Una città devastata, con un porto allo stremo dove ogni giorno sorgono problemi; portuali, gtc, e dove per altri mesi avremo situazioni di altissimo rischio.
Una città dove gran parte del settore terziario e dei servizi, rischia la chiusura, con problemi economici rilevanti, dove il turismo langue e dove i consumi sono da profondo sud.
Una città che avrebbe bisogno di profonda serietà nel governo, di scelte rivoluzionarie, di progetti alternativi sul porto, nel rapporto tra porto e città, su governance comuni, sull’impegno di portare a termine progetti logistici determinanti; beh non è concepibile questo teatrino di continue uscite entrate, passaggi richieste, incontri verifiche.
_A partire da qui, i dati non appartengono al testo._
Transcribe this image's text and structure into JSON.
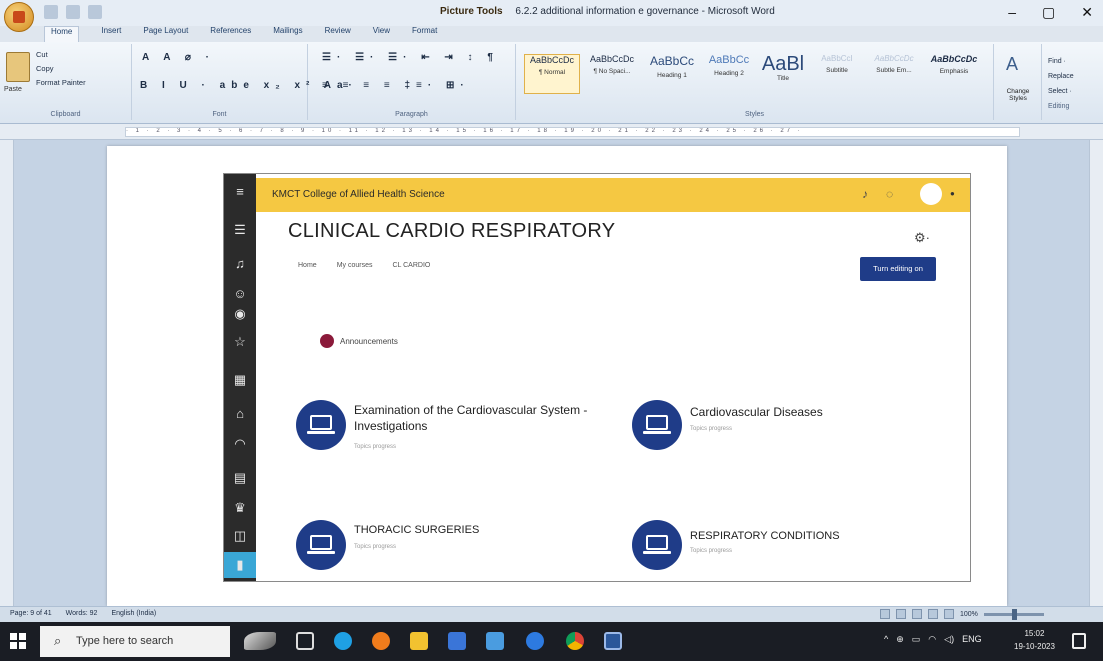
{
  "window": {
    "context_tab": "Picture Tools",
    "title": "6.2.2  additional information e governance - Microsoft Word",
    "controls": [
      "–",
      "▢",
      "✕"
    ]
  },
  "ribbon": {
    "tabs": [
      "Home",
      "Insert",
      "Page Layout",
      "References",
      "Mailings",
      "Review",
      "View",
      "Format"
    ],
    "clipboard": {
      "paste": "Paste",
      "cut": "Cut",
      "copy": "Copy",
      "format_painter": "Format Painter",
      "label": "Clipboard"
    },
    "font_label": "Font",
    "font_row": "B  I  U · abe x₂ x² Aa·",
    "paragraph_label": "Paragraph",
    "paragraph_row": "≡ ≡ ≡ ≡ ‡≡· ⊞·",
    "styles_label": "Styles",
    "styles": [
      {
        "sample": "AaBbCcDc",
        "name": "¶ Normal"
      },
      {
        "sample": "AaBbCcDc",
        "name": "¶ No Spaci..."
      },
      {
        "sample": "AaBbCc",
        "name": "Heading 1"
      },
      {
        "sample": "AaBbCc",
        "name": "Heading 2"
      },
      {
        "sample": "AaBl",
        "name": "Title"
      },
      {
        "sample": "AaBbCcI",
        "name": "Subtitle"
      },
      {
        "sample": "AaBbCcDc",
        "name": "Subtle Em..."
      },
      {
        "sample": "AaBbCcDc",
        "name": "Emphasis"
      }
    ],
    "change_styles": "Change Styles",
    "editing": {
      "find": "Find ·",
      "replace": "Replace",
      "select": "Select ·",
      "label": "Editing"
    }
  },
  "moodle": {
    "site_name": "KMCT College of Allied Health Science",
    "course_title": "CLINICAL CARDIO RESPIRATORY",
    "breadcrumbs": [
      "Home",
      "My courses",
      "CL CARDIO"
    ],
    "edit_button": "Turn editing on",
    "announcements": "Announcements",
    "courses": [
      {
        "title": "Examination of the Cardiovascular System - Investigations",
        "progress": "Topics progress"
      },
      {
        "title": "Cardiovascular Diseases",
        "progress": "Topics progress"
      },
      {
        "title": "THORACIC SURGERIES",
        "progress": "Topics progress"
      },
      {
        "title": "RESPIRATORY CONDITIONS",
        "progress": "Topics progress"
      }
    ]
  },
  "status": {
    "page": "Page: 9 of 41",
    "words": "Words: 92",
    "language": "English (India)",
    "zoom": "100%"
  },
  "taskbar": {
    "search_placeholder": "Type here to search",
    "lang": "ENG",
    "time": "15:02",
    "date": "19-10-2023"
  }
}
La città le ha affidato, democraticamente, la gestione amministrativa, perché ha evidentemente presentato un progetto politico credibile.
Lo applichi, lo porti avanti, c’è un assoluto bisogno di governo, di scelte, anche impopolari.
Se questo non fosse possibile, beh meglio che continuare a galleggiare, avviare confronti su temi totalmente estranei alla città, che vive una crisi tragica, devastante, e che avrà difronte altri mesi di grande incertezza, si prenda atto dell’impossibilità di governare.
Non lo dico da politico, ma semplicemente come esperto di terziario, che in questo momento ha bisogno di scelte immediate, chiare, lo sconquasso di un sistema che in questa città determina lavoro, occupazione e benessere.
E credo, poiché la reputo una persona seria, che non le si addica un ruolo di questo tipo”.